# Sturisoma Festivum



## lohachata (Jan 27, 2006)

awhile ago i picked up some young Festivums from aquabid...threw them in a tank and fed them.just over a week ago i looked into the tank and saw fry..
little tiny copies of mom and dad..and the other day i saw the male on a new clutch of eggs...that are not many people in the US breeding these fish..
they are just awesome...





























egg hatching....


----------



## Revolution1221 (Apr 20, 2010)

holy crap how small are those?


----------



## lohachata (Jan 27, 2006)

that is about 1-1 1/2 weeks old and just over 1/4" long..


----------



## Revolution1221 (Apr 20, 2010)

oh i thought that was one of the adults haha. what do the parents look like?


----------



## funlad3 (Oct 9, 2010)

Awesome!
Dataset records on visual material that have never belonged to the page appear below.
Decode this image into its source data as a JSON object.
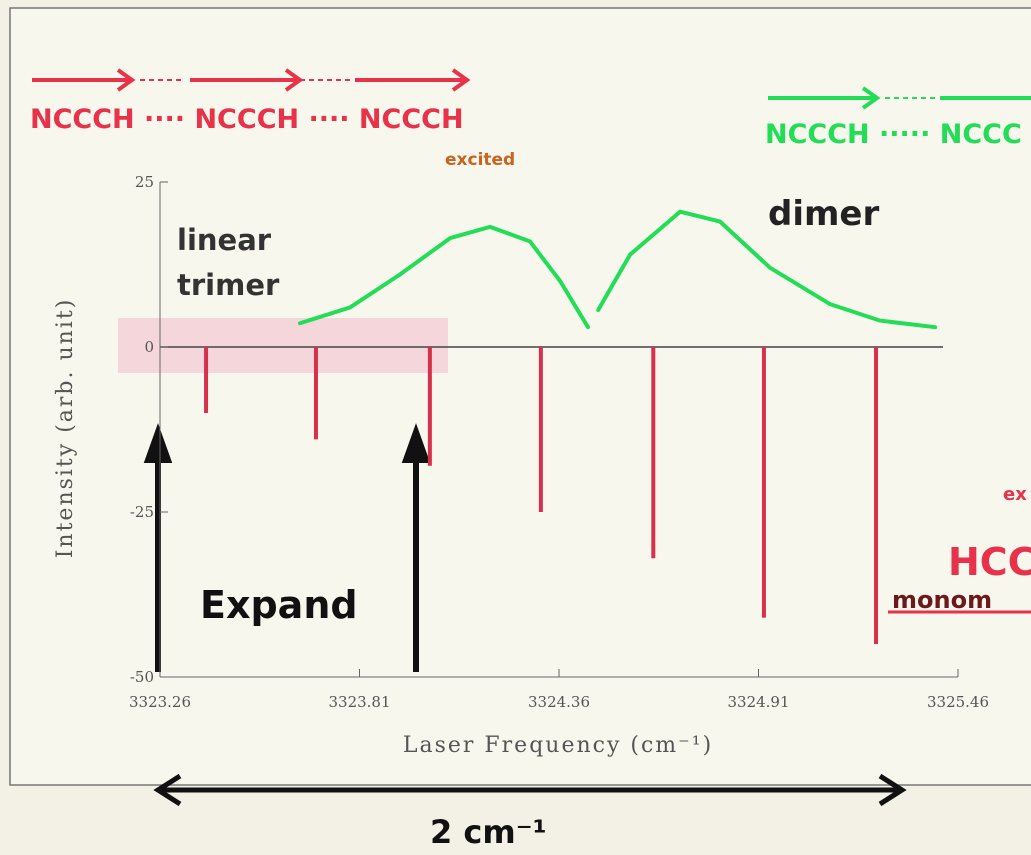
{
  "chart_data": {
    "type": "stick_spectrum",
    "x_label": "Laser Frequency (cm⁻¹)",
    "y_label": "Intensity (arb. unit)",
    "xlim": [
      3323.26,
      3325.46
    ],
    "xticks": [
      3323.26,
      3323.81,
      3324.36,
      3324.91,
      3325.46
    ],
    "ylim": [
      -50,
      25
    ],
    "yticks": [
      25,
      0,
      -25,
      -50
    ],
    "series": [
      {
        "name": "dimer",
        "color": "#22dd55",
        "style": "line",
        "x": [
          3323.646,
          3323.784,
          3323.922,
          3324.06,
          3324.17,
          3324.28,
          3324.363,
          3324.44,
          null,
          3324.468,
          3324.556,
          3324.694,
          3324.804,
          3324.942,
          3325.107,
          3325.245,
          3325.397
        ],
        "values": [
          3.6,
          6,
          11,
          16.5,
          18.2,
          16,
          10,
          3,
          null,
          5.6,
          14,
          20.5,
          19,
          12,
          6.5,
          4,
          3
        ]
      },
      {
        "name": "monom",
        "color": "#d6304a",
        "style": "stick",
        "x": [
          3323.387,
          3323.69,
          3324.004,
          3324.31,
          3324.62,
          3324.925,
          3325.234
        ],
        "values": [
          -10,
          -14,
          -18,
          -25,
          -32,
          -41,
          -45
        ]
      }
    ],
    "annotations": [
      "NCCCH ···· NCCCH ···· NCCCH",
      "excited",
      "NCCCH ····· NCCC",
      "linear",
      "trimer",
      "ex",
      "HCC",
      "Expand",
      "2 cm⁻¹"
    ]
  }
}
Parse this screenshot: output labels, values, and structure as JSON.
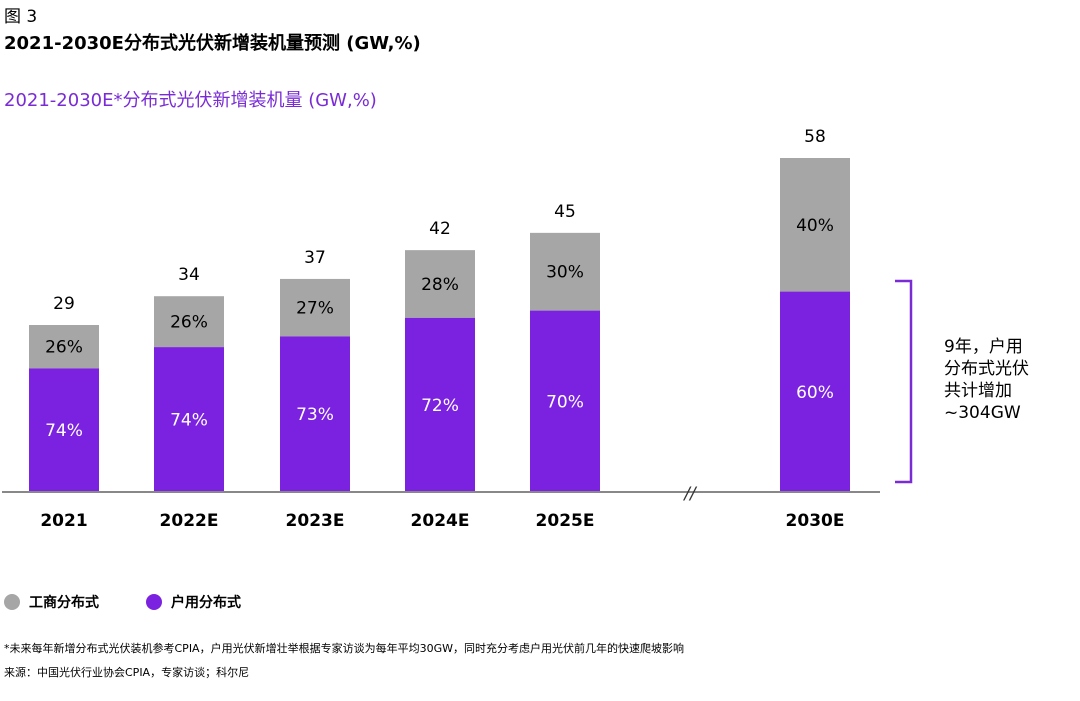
{
  "header": {
    "figure_label": "图 3",
    "title": "2021-2030E分布式光伏新增装机量预测 (GW,%)",
    "subtitle": "2021-2030E*分布式光伏新增装机量 (GW,%)"
  },
  "colors": {
    "residential": "#7b22e0",
    "commercial": "#a6a6a6",
    "accent": "#7a2bd6",
    "axis": "#888888"
  },
  "chart_data": {
    "type": "bar",
    "stacked": true,
    "categories": [
      "2021",
      "2022E",
      "2023E",
      "2024E",
      "2025E",
      "2030E"
    ],
    "totals": [
      29,
      34,
      37,
      42,
      45,
      58
    ],
    "axis_break_between": [
      "2025E",
      "2030E"
    ],
    "axis_break_symbol": "//",
    "series": [
      {
        "name": "户用分布式",
        "color": "#7b22e0",
        "percent_labels": [
          "74%",
          "74%",
          "73%",
          "72%",
          "70%",
          "60%"
        ],
        "share": [
          74,
          74,
          73,
          72,
          70,
          60
        ]
      },
      {
        "name": "工商分布式",
        "color": "#a6a6a6",
        "percent_labels": [
          "26%",
          "26%",
          "27%",
          "28%",
          "30%",
          "40%"
        ],
        "share": [
          26,
          26,
          27,
          28,
          30,
          40
        ]
      }
    ],
    "ylim": [
      0,
      58
    ],
    "grid": false,
    "legend_position": "bottom-left",
    "annotation": {
      "lines": [
        "9年，户用",
        "分布式光伏",
        "共计增加",
        "~304GW"
      ],
      "bracket_span_series": "户用分布式"
    }
  },
  "legend": {
    "items": [
      {
        "label": "工商分布式",
        "color": "#a6a6a6"
      },
      {
        "label": "户用分布式",
        "color": "#7b22e0"
      }
    ]
  },
  "footnotes": {
    "note": "*未来每年新增分布式光伏装机参考CPIA，户用光伏新增壮举根据专家访谈为每年平均30GW，同时充分考虑户用光伏前几年的快速爬坡影响",
    "source": "来源：中国光伏行业协会CPIA，专家访谈；科尔尼"
  }
}
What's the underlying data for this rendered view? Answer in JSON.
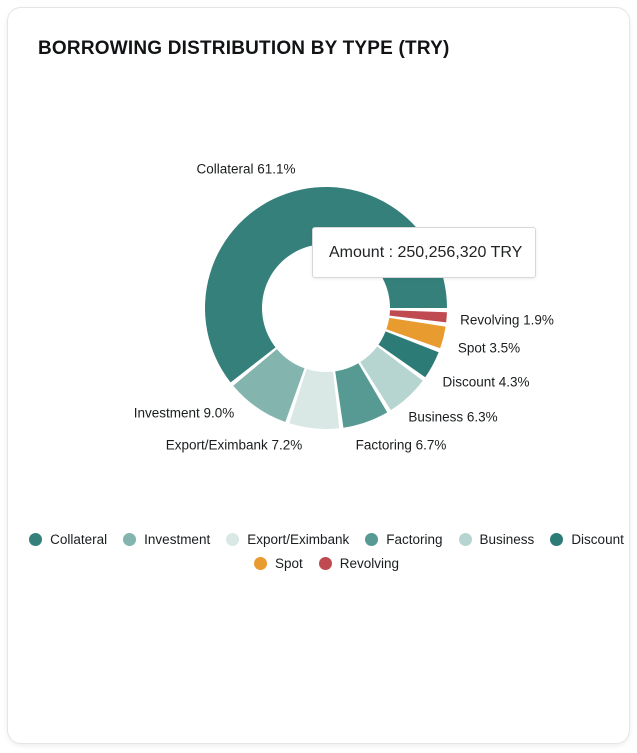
{
  "title": "BORROWING DISTRIBUTION BY TYPE (TRY)",
  "tooltip": {
    "label": "Amount",
    "value": "250,256,320 TRY",
    "text": "Amount : 250,256,320 TRY"
  },
  "chart_data": {
    "type": "pie",
    "subtype": "donut",
    "title": "BORROWING DISTRIBUTION BY TYPE (TRY)",
    "unit": "percent",
    "direction": "counterclockwise",
    "start_angle_cw_from_top": 91,
    "inner_radius_ratio": 0.53,
    "legend_position": "bottom",
    "segments": [
      {
        "name": "Collateral",
        "value": 61.1,
        "percent_label": "61.1%",
        "color": "#35807B"
      },
      {
        "name": "Investment",
        "value": 9.0,
        "percent_label": "9.0%",
        "color": "#83B5AE"
      },
      {
        "name": "Export/Eximbank",
        "value": 7.2,
        "percent_label": "7.2%",
        "color": "#D9E8E4"
      },
      {
        "name": "Factoring",
        "value": 6.7,
        "percent_label": "6.7%",
        "color": "#579A93"
      },
      {
        "name": "Business",
        "value": 6.3,
        "percent_label": "6.3%",
        "color": "#B7D5D0"
      },
      {
        "name": "Discount",
        "value": 4.3,
        "percent_label": "4.3%",
        "color": "#2D7B76"
      },
      {
        "name": "Spot",
        "value": 3.5,
        "percent_label": "3.5%",
        "color": "#E89B2E"
      },
      {
        "name": "Revolving",
        "value": 1.9,
        "percent_label": "1.9%",
        "color": "#BF4B51"
      }
    ],
    "tooltip": {
      "label": "Amount",
      "value": "250,256,320 TRY"
    }
  }
}
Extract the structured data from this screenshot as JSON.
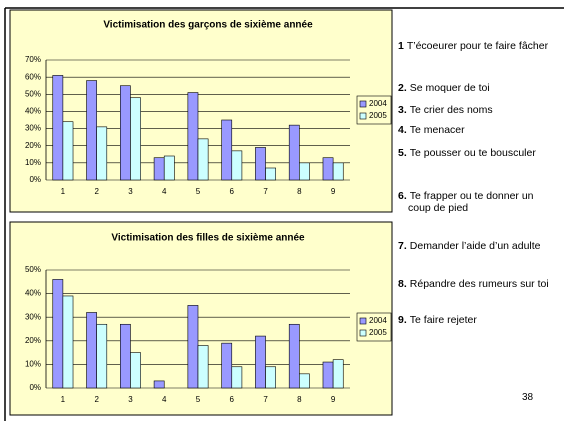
{
  "chart_data": [
    {
      "type": "bar",
      "title": "Victimisation des garçons de sixième année",
      "categories": [
        "1",
        "2",
        "3",
        "4",
        "5",
        "6",
        "7",
        "8",
        "9"
      ],
      "series": [
        {
          "name": "2004",
          "color": "#9999ff",
          "values": [
            61,
            58,
            55,
            13,
            51,
            35,
            19,
            32,
            13
          ]
        },
        {
          "name": "2005",
          "color": "#ccffff",
          "values": [
            34,
            31,
            48,
            14,
            24,
            17,
            7,
            10,
            10
          ]
        }
      ],
      "ylim": [
        0,
        70
      ],
      "yticks": [
        {
          "value": 0,
          "label": "0%"
        },
        {
          "value": 10,
          "label": "10%"
        },
        {
          "value": 20,
          "label": "20%"
        },
        {
          "value": 30,
          "label": "30%"
        },
        {
          "value": 40,
          "label": "40%"
        },
        {
          "value": 50,
          "label": "50%"
        },
        {
          "value": 60,
          "label": "60%"
        },
        {
          "value": 70,
          "label": "70%"
        }
      ],
      "grid": true,
      "legend": "right"
    },
    {
      "type": "bar",
      "title": "Victimisation des filles de sixième année",
      "categories": [
        "1",
        "2",
        "3",
        "4",
        "5",
        "6",
        "7",
        "8",
        "9"
      ],
      "series": [
        {
          "name": "2004",
          "color": "#9999ff",
          "values": [
            46,
            32,
            27,
            3,
            35,
            19,
            22,
            27,
            11
          ]
        },
        {
          "name": "2005",
          "color": "#ccffff",
          "values": [
            39,
            27,
            15,
            0,
            18,
            9,
            9,
            6,
            12
          ]
        }
      ],
      "ylim": [
        0,
        50
      ],
      "yticks": [
        {
          "value": 0,
          "label": "0%"
        },
        {
          "value": 10,
          "label": "10%"
        },
        {
          "value": 20,
          "label": "20%"
        },
        {
          "value": 30,
          "label": "30%"
        },
        {
          "value": 40,
          "label": "40%"
        },
        {
          "value": 50,
          "label": "50%"
        }
      ],
      "grid": true,
      "legend": "right"
    }
  ],
  "items": [
    {
      "number": "1",
      "text": "T’écoeurer pour te faire fâcher"
    },
    {
      "number": "2.",
      "text": "Se moquer de toi"
    },
    {
      "number": "3.",
      "text": "Te crier des noms"
    },
    {
      "number": "4.",
      "text": "Te menacer"
    },
    {
      "number": "5.",
      "text": "Te pousser ou te bousculer"
    },
    {
      "number": "6.",
      "text": "Te frapper ou te donner un coup de pied"
    },
    {
      "number": "7.",
      "text": "Demander l’aide d’un adulte"
    },
    {
      "number": "8.",
      "text": "Répandre des rumeurs sur toi"
    },
    {
      "number": "9.",
      "text": "Te faire rejeter"
    }
  ],
  "page_number": "38"
}
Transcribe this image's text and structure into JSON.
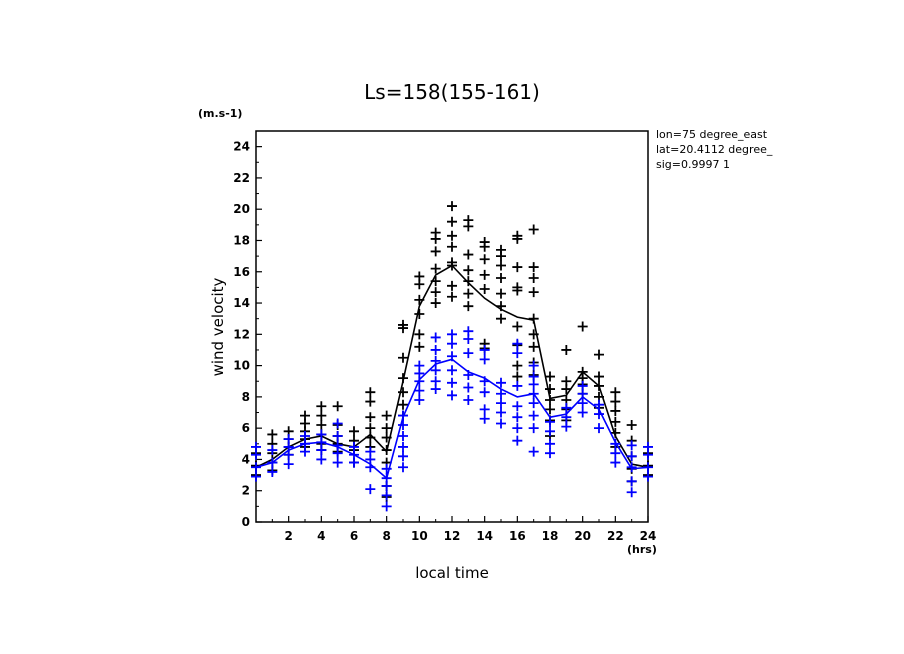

How much can you sell one fish for?


----------



## toddnbecka (Jun 30, 2006)

Sweet, what sort of tank setup are they breeding in? How big are the breeders?
I'd love to get a handful of juvies when they're old enough to move along if you'll be selling any. I always prefer tank-raised stock rather than wild-caught if possible.


----------



## lohachata (Jan 27, 2006)

currently young fish about 2" long are selling for around $20-$30 each..i paid over $100 for 3 of them ; but the lady is a friend of mine and sent me 4..
have not taken pics of my adults yet..these fish are not hard to spawn..but the fry and very tricky to keep alive..
here is a link to what they look like..

http://www.google.com/search?q=stur...FHYK5tweJpcWUAw&ved=0CB8QsAQ&biw=1680&bih=837


----------



## toddnbecka (Jun 30, 2006)

Any more difficult to raise than L-10a red lizard whiptails?


----------



## lohachata (Jan 27, 2006)

a little harder ; but not much..the first month is the most critical...


----------